Verrà il giorno che quell’uomo si alzerà,

ben vestito, col fallo mozzato;

aprendo le tende di biancospino,

ascoltando gli abeti bruciare;

annusando l’amaro odore di sangue

che percorre le strade stellate dell’universo,

mentre le tarme divorano i suoi capelli,

mentre i rospi sputano sui suoi occhi;

quell’uomo si alzerà –

ben vestito, col fallo mozzato – e

urlerà:

    <<Basta!>>

 

e sarà il giorno

che

il liuto sul ventre della cavalla si apra

come un melograno maturo e divori se stesso,

che

il colombre argentato azzanni l’orizzonte per

scardinare le sette porte e

lasciare che la loro voce si innalzi

a baciare le alture di Machu Picchu,

che

il vulcano, figlio della collera d’Eva,

riprenda a piangere sulla meridiana

del Tropico del Cancro,

e che l’incompleto

azioni il rubinetto antartico cosicché

il monsone CO2 sciolga l’emerso

defluendo nell’urna notturna del cosmo,

vagando sul coccodè del primo giorno.

 

Rimarrà ciò che si dice che in principio fu:

il niente.

 

Lo sappiamo Michelle:

    bravi ad evitare le buche,

    molto meno nel coprirle.

Lo sapevano i treni a vapore nello Yucatan.

Lo sapevano i bambini

nelle fabbriche di Londra.

Lo sapevano gli scoiattoli

intorno a Chernobyl.

Lo sa l’ecosistema amazzonico

distrutto dalla soia cinese e

lo sanno a Linfen e a Mailuu-Suu col cancro

e l’arcobaleno color piombo patinato.

Lo sapevamo a Tokyo, lo sapevamo a Copenaghen;

lo sappiamo perché ci conviviamo. Punto.

 

Nessun assolto. Punto.

Tutti imputati nel grande processo

contro la vita:

uomo contro natura,

uomo contro uomo.
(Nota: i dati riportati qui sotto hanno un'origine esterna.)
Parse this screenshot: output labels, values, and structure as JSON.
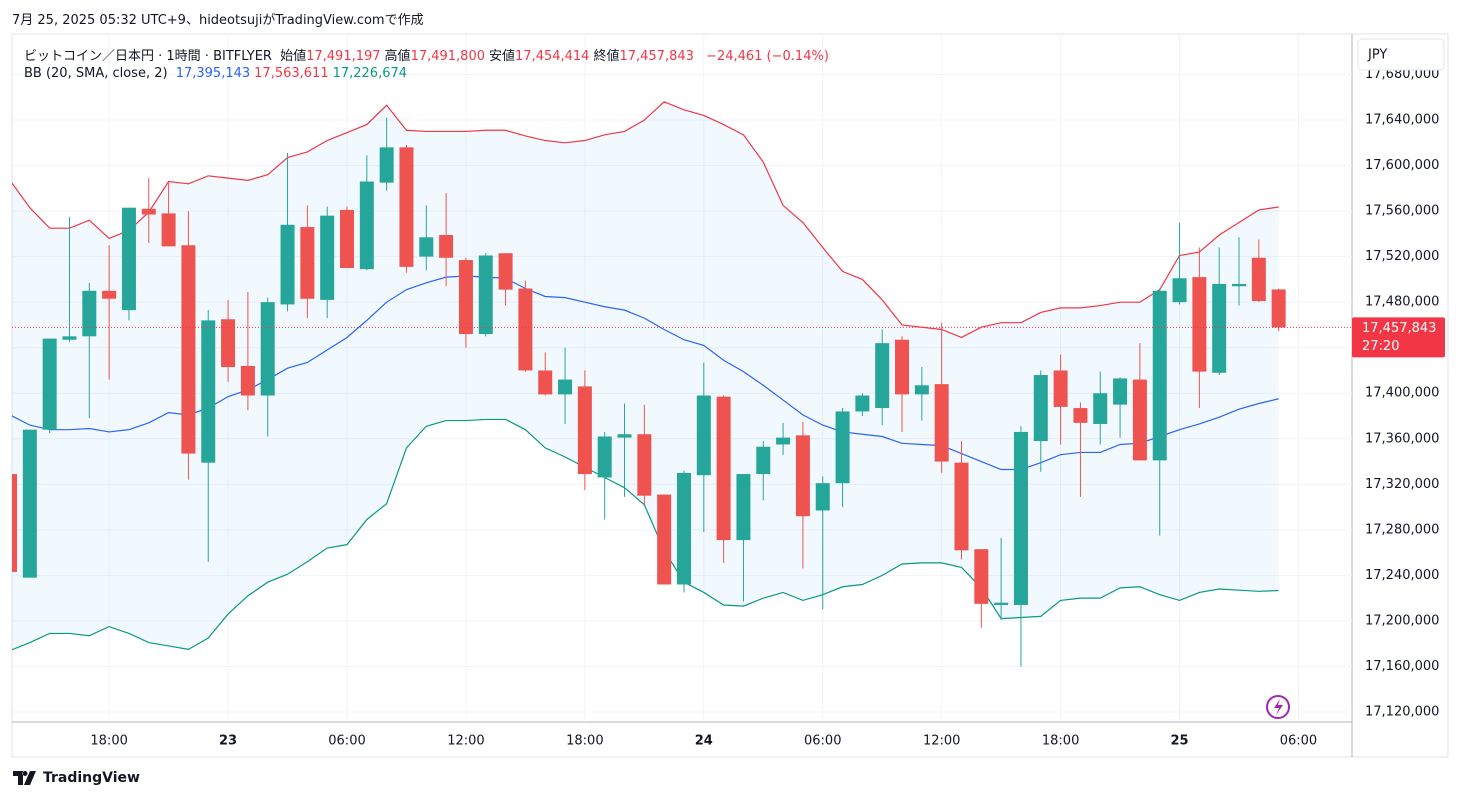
{
  "header": "7月 25, 2025 05:32 UTC+9、hideotsujiがTradingView.comで作成",
  "legend": {
    "symbol": "ビットコイン／日本円 · 1時間 · BITFLYER",
    "items": [
      {
        "label": "始値",
        "value": "17,491,197"
      },
      {
        "label": "高値",
        "value": "17,491,800"
      },
      {
        "label": "安値",
        "value": "17,454,414"
      },
      {
        "label": "終値",
        "value": "17,457,843"
      }
    ],
    "change": "−24,461 (−0.14%)"
  },
  "footer": "TradingView",
  "chart_data": {
    "type": "candlestick",
    "currency": "JPY",
    "last_price_label": "17,457,843",
    "countdown": "27:20",
    "xlim": [
      0.1,
      67.7
    ],
    "xticks": [
      {
        "value": 5,
        "label": "18:00"
      },
      {
        "value": 11,
        "label": "23"
      },
      {
        "value": 17,
        "label": "06:00"
      },
      {
        "value": 23,
        "label": "12:00"
      },
      {
        "value": 29,
        "label": "18:00"
      },
      {
        "value": 35,
        "label": "24"
      },
      {
        "value": 41,
        "label": "06:00"
      },
      {
        "value": 47,
        "label": "12:00"
      },
      {
        "value": 53,
        "label": "18:00"
      },
      {
        "value": 59,
        "label": "25"
      },
      {
        "value": 65,
        "label": "06:00"
      }
    ],
    "ylim": [
      17111200,
      17714700
    ],
    "yticks": [
      {
        "value": 17120000,
        "label": "17,120,000"
      },
      {
        "value": 17160000,
        "label": "17,160,000"
      },
      {
        "value": 17200000,
        "label": "17,200,000"
      },
      {
        "value": 17240000,
        "label": "17,240,000"
      },
      {
        "value": 17280000,
        "label": "17,280,000"
      },
      {
        "value": 17320000,
        "label": "17,320,000"
      },
      {
        "value": 17360000,
        "label": "17,360,000"
      },
      {
        "value": 17400000,
        "label": "17,400,000"
      },
      {
        "value": 17440000,
        "label": "17,440,000"
      },
      {
        "value": 17480000,
        "label": "17,480,000"
      },
      {
        "value": 17520000,
        "label": "17,520,000"
      },
      {
        "value": 17560000,
        "label": "17,560,000"
      },
      {
        "value": 17600000,
        "label": "17,600,000"
      },
      {
        "value": 17640000,
        "label": "17,640,000"
      },
      {
        "value": 17680000,
        "label": "17,680,000"
      }
    ],
    "grid": true,
    "up_color": "#26a69a",
    "down_color": "#ef5350",
    "open": [
      17329000,
      17238000,
      17368000,
      17447000,
      17450000,
      17490000,
      17473000,
      17562000,
      17558000,
      17530000,
      17339000,
      17465000,
      17424000,
      17398000,
      17478000,
      17546000,
      17482000,
      17561000,
      17509000,
      17585000,
      17616000,
      17520000,
      17539000,
      17517000,
      17452000,
      17523000,
      17492000,
      17420000,
      17399000,
      17406000,
      17326000,
      17361000,
      17364000,
      17311000,
      17232000,
      17328000,
      17397000,
      17271000,
      17329000,
      17355000,
      17363000,
      17297000,
      17321000,
      17384000,
      17387000,
      17447000,
      17399000,
      17408000,
      17339000,
      17263000,
      17214000,
      17214000,
      17358000,
      17420000,
      17387000,
      17373000,
      17390000,
      17412000,
      17341000,
      17480000,
      17502000,
      17418000,
      17494000,
      17519000,
      17491197
    ],
    "high": [
      17329000,
      17368000,
      17448000,
      17555000,
      17497000,
      17530000,
      17563000,
      17589000,
      17585000,
      17560000,
      17473000,
      17482000,
      17489000,
      17484000,
      17611000,
      17565000,
      17564000,
      17564000,
      17609000,
      17642000,
      17618000,
      17565000,
      17576000,
      17519000,
      17523000,
      17523000,
      17499000,
      17436000,
      17440000,
      17420000,
      17366000,
      17391000,
      17390000,
      17311000,
      17332000,
      17427000,
      17398000,
      17329000,
      17358000,
      17374000,
      17375000,
      17327000,
      17387000,
      17400000,
      17456000,
      17450000,
      17423000,
      17462000,
      17358000,
      17263000,
      17273000,
      17371000,
      17420000,
      17434000,
      17392000,
      17419000,
      17414000,
      17444000,
      17492000,
      17550000,
      17528000,
      17528000,
      17537000,
      17535000,
      17491800
    ],
    "low": [
      17243000,
      17238000,
      17365000,
      17445000,
      17378000,
      17412000,
      17464000,
      17532000,
      17529000,
      17324000,
      17252000,
      17410000,
      17385000,
      17362000,
      17472000,
      17466000,
      17466000,
      17510000,
      17508000,
      17578000,
      17506000,
      17508000,
      17494000,
      17440000,
      17450000,
      17477000,
      17419000,
      17398000,
      17373000,
      17315000,
      17289000,
      17309000,
      17301000,
      17232000,
      17225000,
      17278000,
      17251000,
      17217000,
      17306000,
      17346000,
      17246000,
      17210000,
      17300000,
      17380000,
      17372000,
      17366000,
      17376000,
      17330000,
      17254000,
      17194000,
      17201000,
      17160000,
      17331000,
      17355000,
      17309000,
      17355000,
      17361000,
      17341000,
      17275000,
      17478000,
      17387000,
      17416000,
      17477000,
      17480000,
      17454414
    ],
    "close": [
      17243000,
      17368000,
      17448000,
      17450000,
      17490000,
      17483000,
      17563000,
      17557000,
      17529000,
      17347000,
      17464000,
      17423000,
      17398000,
      17480000,
      17548000,
      17483000,
      17556000,
      17510000,
      17586000,
      17616000,
      17511000,
      17537000,
      17519000,
      17452000,
      17521000,
      17491000,
      17420000,
      17399000,
      17412000,
      17329000,
      17362000,
      17364000,
      17310000,
      17232000,
      17330000,
      17398000,
      17271000,
      17329000,
      17353000,
      17361000,
      17292000,
      17321000,
      17384000,
      17398000,
      17444000,
      17399000,
      17407000,
      17340000,
      17262000,
      17215000,
      17216000,
      17366000,
      17416000,
      17388000,
      17374000,
      17400000,
      17413000,
      17341000,
      17490000,
      17501000,
      17419000,
      17496000,
      17496000,
      17481000,
      17457843
    ],
    "bb": {
      "name": "BB (20, SMA, close, 2)",
      "fill": "rgba(33,150,243,0.06)",
      "lines": [
        {
          "color": "#2962ff",
          "legend_label": "17,395,143",
          "values": [
            17381000,
            17372000,
            17368000,
            17368000,
            17369000,
            17366000,
            17368000,
            17374000,
            17383000,
            17381000,
            17387000,
            17397000,
            17403000,
            17412000,
            17422000,
            17427000,
            17438000,
            17449000,
            17464000,
            17480000,
            17491000,
            17497000,
            17502000,
            17503000,
            17502000,
            17501000,
            17492000,
            17485000,
            17484000,
            17480000,
            17476000,
            17473000,
            17466000,
            17456000,
            17447000,
            17442000,
            17429000,
            17419000,
            17407000,
            17394000,
            17381000,
            17372000,
            17366000,
            17364000,
            17362000,
            17356000,
            17355000,
            17354000,
            17347000,
            17340000,
            17333000,
            17333000,
            17339000,
            17346000,
            17348000,
            17348000,
            17355000,
            17356000,
            17362000,
            17368000,
            17373000,
            17379000,
            17386000,
            17391000,
            17395143
          ]
        },
        {
          "color": "#f23645",
          "legend_label": "17,563,611",
          "values": [
            17587000,
            17563000,
            17545000,
            17545000,
            17552000,
            17536000,
            17543000,
            17559000,
            17586000,
            17584000,
            17591000,
            17589000,
            17587000,
            17592000,
            17607000,
            17612000,
            17622000,
            17629000,
            17636000,
            17653000,
            17631000,
            17630000,
            17630000,
            17630000,
            17631000,
            17631000,
            17626000,
            17622000,
            17620000,
            17622000,
            17627000,
            17630000,
            17640000,
            17656000,
            17649000,
            17644000,
            17636000,
            17627000,
            17603000,
            17565000,
            17550000,
            17528000,
            17507000,
            17500000,
            17482000,
            17460000,
            17458000,
            17456000,
            17449000,
            17458000,
            17462000,
            17462000,
            17471000,
            17475000,
            17475000,
            17477000,
            17480000,
            17480000,
            17491000,
            17521000,
            17524000,
            17539000,
            17550000,
            17561000,
            17563611
          ]
        },
        {
          "color": "#089981",
          "legend_label": "17,226,674",
          "values": [
            17174000,
            17181000,
            17189000,
            17189000,
            17187000,
            17195000,
            17189000,
            17181000,
            17178000,
            17175000,
            17185000,
            17206000,
            17222000,
            17234000,
            17241000,
            17252000,
            17264000,
            17267000,
            17289000,
            17303000,
            17352000,
            17371000,
            17376000,
            17376000,
            17377000,
            17377000,
            17368000,
            17352000,
            17344000,
            17335000,
            17326000,
            17317000,
            17302000,
            17262000,
            17234000,
            17225000,
            17214000,
            17213000,
            17220000,
            17225000,
            17218000,
            17223000,
            17230000,
            17232000,
            17240000,
            17250000,
            17251000,
            17251000,
            17247000,
            17229000,
            17202000,
            17203000,
            17204000,
            17218000,
            17220000,
            17220000,
            17229000,
            17230000,
            17223000,
            17218000,
            17225000,
            17228000,
            17227000,
            17226000,
            17226674
          ]
        }
      ]
    }
  }
}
Punto.

 

(C’era cu c’era)

 

Le promesse hanno fatto rima con le menzogne,

l’indifferenza ha creato uno spazio sufficiente

per renderci amebe vittime,

la tecnologia ci ha illusi

giocando con le parole:

male maggiore con male minore, perché

è semplice credere di essere onnipotenti,

perché

è facile attendere un tempo più rigoglioso,

perché

è onesto recepire un guadagno da un omicidio,

perché

lo sappiamo Michelle

che la pratica meno dolorosa

era quella di non pensare a ogni conseguenza

perché

è semplice rattoppare il presente,

perché

è facile trovare qualcosa su cui scaricare le colpe,

perché

è onesto essere moderni avendo un computer

al posto del cuore e trecento chili

di pollo avariato nel mega frigo

a sensore ultrasuoni.

 

No Michelle, nessun assolto.

Cadremo tutti nel nostro cilindro rovesciato

e annegheremo nell’acido da noi sputato

per secoli e secoli

come alcool sul fuoco,

come scusa per il freddo.

 

Riscalda la minestra,

alleviamo i nostri dolori

con un po’ di Malox

e fugaci segni a croce,

ma la febbre ustiona la crosta spellata,

la febbre cinge

le ossa esili dell’ulivo

tremano le foglie,

e trema la terra a ogni straziante squarcio

di tenebra che si schiude

dal centro del sinedrio

dove si pone la firma dell’ultimo atto.

E potrai piangere quanto vorrai,

ma non ne usciremo più, perché

ci siamo prefissati di non chiedere mai scusa;

perché le bombe hanno necessità di mangiare,

come l’uomo, i robot, la rapidità.

 

Lo sappiamo Michelle

  rimarrà ciò che si dice che in principio fu:

  il niente.

 

Allora, ti chiedo un ultimo favore,

prima di salpare sull’eterno battello

del felice occaso:

balla.

Balla fino a quando

ti si scuoino la pianta dei piedi

e non ti baceranno la carne cruda.

Balla.

Balla fino a quando qualcuno scenda

dal suo piedistallo di zinco cromato,

a dirti:

    <<Oggi si può stare peggio,

     non siamo tutti uguali.>>

Balla sui maiali viziati e le vacche sacre

davanti a donne avvizzite che chiedono elemosina.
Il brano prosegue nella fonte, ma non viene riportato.